Мать вернулась к чаепитию.

– Но почему я не помнил этого раньше? – прорвало Феликса, очнувшегося от воспоминаний.

– Этого никто не помнит. В этом весь фокус.

Феликс задумался.

– И часто ты таким образом вмешивалась в мою судьбу? – спросил он тихо.

– Подумай сам.

– Но ведь это…

Мать решительно отставила чашку. Чай выплеснулся на скатерть.

– Что – это? – спросила она резко. – Нельзя, да? Опять мораль прорезалась?
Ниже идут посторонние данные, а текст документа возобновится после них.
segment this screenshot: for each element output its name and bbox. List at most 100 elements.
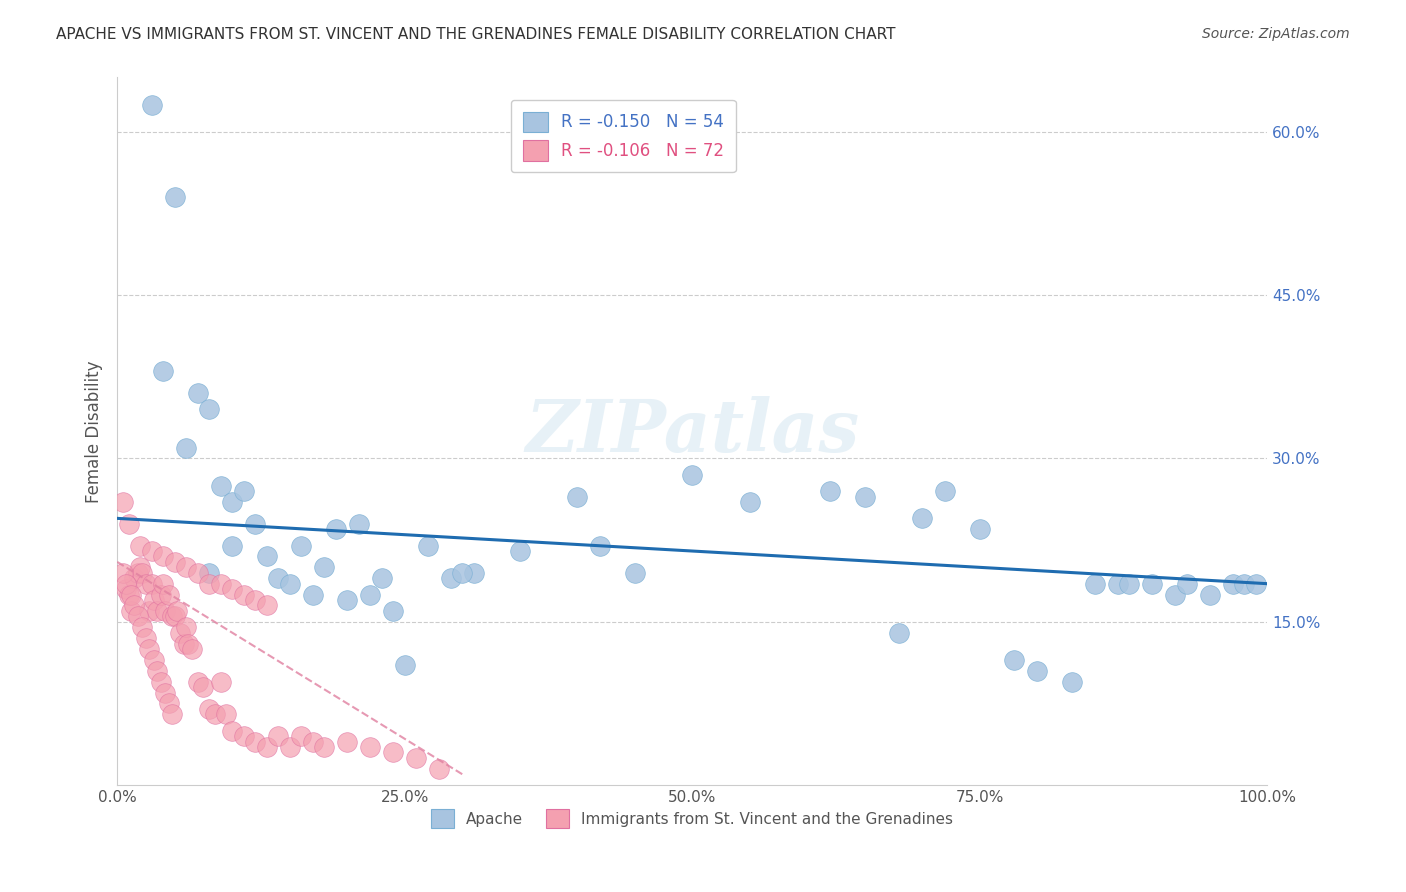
Point [382, 604, 405, 618]
Point [370, 571, 392, 585]
Point [1002, 653, 1025, 667]
Point [174, 620, 197, 634]
Point [157, 588, 180, 602]
Point [187, 386, 209, 401]
Point [589, 539, 612, 553]
Point [278, 576, 301, 591]
Point [1233, 576, 1256, 591]
Point [131, 620, 153, 634]
Point [336, 734, 359, 748]
Point [416, 539, 439, 553]
Point [405, 751, 427, 765]
Point [934, 484, 956, 499]
Point [169, 625, 191, 640]
Point [149, 674, 172, 689]
Point [173, 636, 195, 650]
Point [215, 707, 238, 722]
Point [623, 566, 645, 580]
Point [969, 522, 991, 536]
Point [245, 516, 267, 531]
Point [1107, 576, 1129, 591]
Point [111, 566, 134, 580]
Point [1026, 664, 1049, 678]
Point [138, 642, 160, 657]
Point [221, 723, 243, 738]
Point [325, 522, 347, 536]
Point [1060, 674, 1083, 689]
Point [463, 566, 485, 580]
Point [1164, 588, 1187, 602]
Point [1222, 576, 1244, 591]
Point [245, 593, 267, 607]
Point [301, 588, 323, 602]
Legend: Apache, Immigrants from St. Vincent and the Grenadines: Apache, Immigrants from St. Vincent and … [425, 803, 959, 834]
Point [152, 364, 174, 378]
Text: APACHE VS IMMIGRANTS FROM ST. VINCENT AND THE GRENADINES FEMALE DISABILITY CORRE: APACHE VS IMMIGRANTS FROM ST. VINCENT AN… [56, 27, 896, 42]
Point [155, 685, 177, 699]
Point [131, 566, 153, 580]
Point [290, 539, 312, 553]
Point [359, 739, 381, 754]
Point [198, 576, 221, 591]
Point [152, 576, 174, 591]
Point [146, 604, 169, 618]
Point [115, 576, 138, 591]
Point [166, 604, 188, 618]
Point [820, 484, 842, 499]
Point [314, 739, 336, 754]
Point [141, 544, 163, 558]
Point [290, 729, 312, 743]
Point [198, 402, 221, 417]
Point [120, 588, 142, 602]
Point [152, 549, 174, 564]
Point [146, 664, 169, 678]
Text: Source: ZipAtlas.com: Source: ZipAtlas.com [1202, 27, 1350, 41]
Point [911, 511, 934, 525]
Point [245, 734, 267, 748]
Point [567, 490, 589, 504]
Text: ZIPatlas: ZIPatlas [526, 396, 859, 467]
Point [451, 566, 474, 580]
Point [198, 702, 221, 716]
Point [314, 560, 336, 574]
Point [162, 707, 184, 722]
Point [198, 566, 221, 580]
Point [256, 739, 278, 754]
Point [853, 490, 876, 504]
Point [221, 582, 243, 596]
Point [347, 516, 370, 531]
Point [174, 441, 197, 455]
Point [232, 484, 254, 499]
Point [440, 571, 463, 585]
Point [336, 593, 359, 607]
Point [221, 539, 243, 553]
Point [162, 609, 184, 624]
Point [174, 560, 197, 574]
Point [163, 609, 186, 624]
Point [129, 539, 152, 553]
Point [209, 479, 232, 493]
Point [124, 599, 146, 613]
Point [120, 604, 142, 618]
Point [187, 674, 209, 689]
Point [256, 599, 278, 613]
Point [738, 495, 761, 509]
Point [394, 658, 416, 673]
Point [1142, 576, 1164, 591]
Point [111, 495, 134, 509]
Point [124, 571, 146, 585]
Point [138, 604, 160, 618]
Point [157, 697, 180, 711]
Point [1244, 576, 1267, 591]
Point [181, 642, 204, 657]
Point [427, 762, 450, 776]
Point [163, 190, 186, 204]
Y-axis label: Female Disability: Female Disability [86, 360, 103, 502]
Point [177, 636, 200, 650]
Point [267, 571, 290, 585]
Point [278, 739, 301, 754]
Point [187, 566, 209, 580]
Point [359, 588, 381, 602]
Point [1198, 588, 1220, 602]
Point [118, 516, 141, 531]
Он физически почувствовал, как мутный поток злобы выплеснулся из ее глаз и ринулся на него. Феликс отпрянул и выставил вперед руки. Мать сделала то же самое. Он стоял посреди комнаты, она сидела, и они вытягивали навстречу друг другу руки с растопыренными пальцами, словно удерживая стену с двух сторон. Пространство комнаты между их руками раскалялось, становилось тяжелым, повсюду плавали едва заметные, прозрачные светящиеся точки.

– Вместе, – хрипло крикнула мать, и они одновременно опустили руки.

Феликс отчетливо услышал глухой удар, как будто что-то упало на пол.

– Мама, тебе больно? – Он бросился на колени. – Давай прекратим это.

– Ничего, ничего. – Мать мгновенно побледнела. – Пока я показываю тебе что-то, я не справляюсь со своей болью. А она, надо сказать, чудовищная. – Она закашлялась, и Феликс быстро поднес ей стакан с недопитым чаем.

Мать отхлебнула, перестала кашлять. На носовом платке, который она отняла ото рта, появилась маленькая капелька крови.

– Вот видишь, – сказала она Феликсу. – Времени у меня остается мало. Нам еще многое нужно успеть.

Они перешли в ее спальню. Мать легла на кровать.

– Я делала это только тогда, когда тебе было больно. Иначе я никогда не отпустила бы тебя в монастырь. – Мать криво улыбнулась. – Ты тоже не должен вмешиваться в жизнь своих детей.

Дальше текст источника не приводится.